For a week I was slinking around the house like a spanked retriever because I knew even though he tried not to show it, my dad was disappointed that I was obviously not a chip off the ole block. Another miserable week went by and then my mother picked up the phone in the kitchen.
“It’s Toy Town,” she mouthed, her hand over the receiver—then beamed at what she was hearing.
*
“Dad! Dad! Somebody moved away—I got on Toy Town—we need to go down and get my uniform! Dad…” I shouted, running into the garage. It was like him not to answer right away, but then I saw his shoes.
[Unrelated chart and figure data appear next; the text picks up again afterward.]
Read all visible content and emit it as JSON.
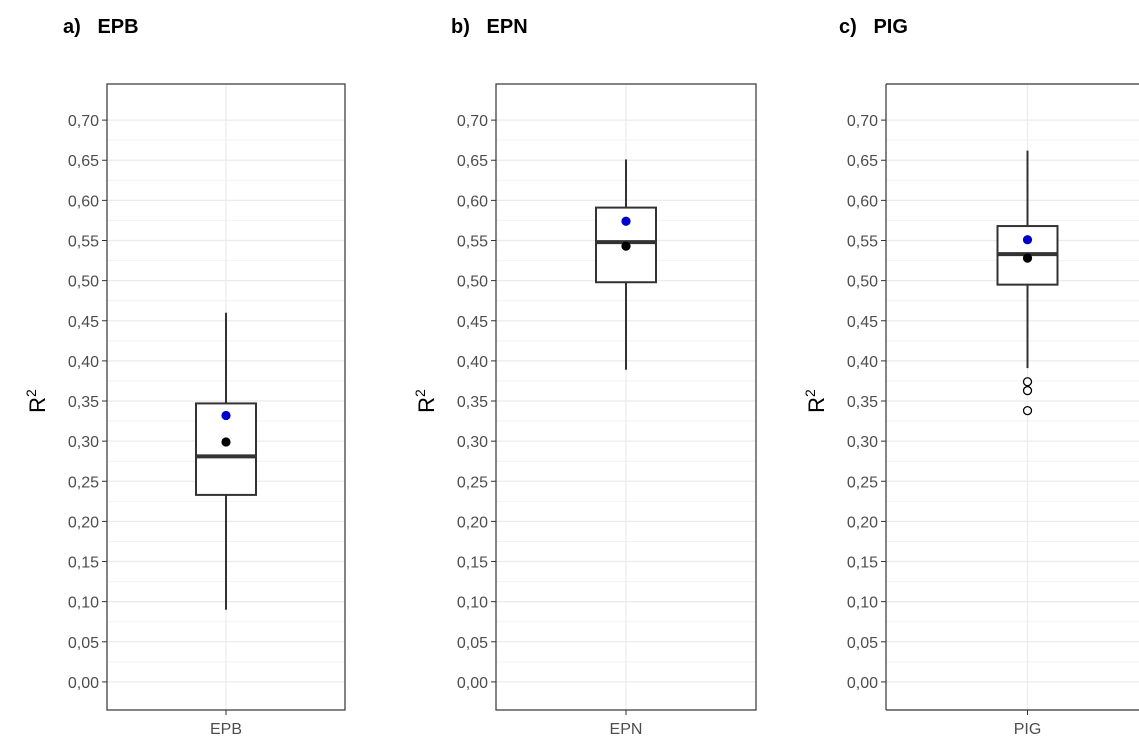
{
  "panel_titles": [
    "a)   EPB",
    "b)   EPN",
    "c)   PIG"
  ],
  "chart_data": [
    {
      "type": "box",
      "title": "a)   EPB",
      "xlabel": "",
      "ylabel": "R2",
      "categories": [
        "EPB"
      ],
      "ylim": [
        -0.035,
        0.745
      ],
      "yticks": [
        "0,00",
        "0,05",
        "0,10",
        "0,15",
        "0,20",
        "0,25",
        "0,30",
        "0,35",
        "0,40",
        "0,45",
        "0,50",
        "0,55",
        "0,60",
        "0,65",
        "0,70"
      ],
      "grid": true,
      "box": {
        "whisker_low": 0.09,
        "q1": 0.233,
        "median": 0.281,
        "q3": 0.347,
        "whisker_high": 0.46
      },
      "outliers": [],
      "mean_black": 0.299,
      "mean_blue": 0.332,
      "colors": {
        "black_point": "#000000",
        "blue_point": "#0000cc"
      }
    },
    {
      "type": "box",
      "title": "b)   EPN",
      "xlabel": "",
      "ylabel": "R2",
      "categories": [
        "EPN"
      ],
      "ylim": [
        -0.035,
        0.745
      ],
      "yticks": [
        "0,00",
        "0,05",
        "0,10",
        "0,15",
        "0,20",
        "0,25",
        "0,30",
        "0,35",
        "0,40",
        "0,45",
        "0,50",
        "0,55",
        "0,60",
        "0,65",
        "0,70"
      ],
      "grid": true,
      "box": {
        "whisker_low": 0.389,
        "q1": 0.498,
        "median": 0.548,
        "q3": 0.591,
        "whisker_high": 0.651
      },
      "outliers": [],
      "mean_black": 0.543,
      "mean_blue": 0.574,
      "colors": {
        "black_point": "#000000",
        "blue_point": "#0000cc"
      }
    },
    {
      "type": "box",
      "title": "c)   PIG",
      "xlabel": "",
      "ylabel": "R2",
      "categories": [
        "PIG"
      ],
      "ylim": [
        -0.035,
        0.745
      ],
      "yticks": [
        "0,00",
        "0,05",
        "0,10",
        "0,15",
        "0,20",
        "0,25",
        "0,30",
        "0,35",
        "0,40",
        "0,45",
        "0,50",
        "0,55",
        "0,60",
        "0,65",
        "0,70"
      ],
      "grid": true,
      "box": {
        "whisker_low": 0.391,
        "q1": 0.495,
        "median": 0.533,
        "q3": 0.568,
        "whisker_high": 0.662
      },
      "outliers": [
        0.338,
        0.363,
        0.374
      ],
      "mean_black": 0.528,
      "mean_blue": 0.551,
      "colors": {
        "black_point": "#000000",
        "blue_point": "#0000cc"
      }
    }
  ]
}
He was on the floor behind the car, hat upside down, saliva pooling under the corner of his mouth and the butt of a cigarette burned out in the blister between his fingers.
*
“I guess you’re the man of the house now,” my mother said softly, shaking his ashes out under the pepper tree in our back yard, the one he’d planted, still no tears. I was wondering why she hadn’t cried yet, not even when the ambulance driver didn’t bother turning on the siren driving away to the hospital with my father in the back.
“Why can’t you cry? Didn’t you love daddy too?”
My mother continued spading in the ashes.
“I loved your father when you where born. You won’t understand this now but we were walking up some stairs before you were born and he said “I just can’t do this—I’ll have to give it a try,” so we walked over to the courthouse and got married. I still had faith in love then—what I thought was love. But then something happened as the years went by. I think that for all those years in the Army your father never had a relationship with a woman—just relations I suppose, something I hope never happens to you, honey.”
She was right about not understanding what she was saying of course, because I was only eight, man of the house or not.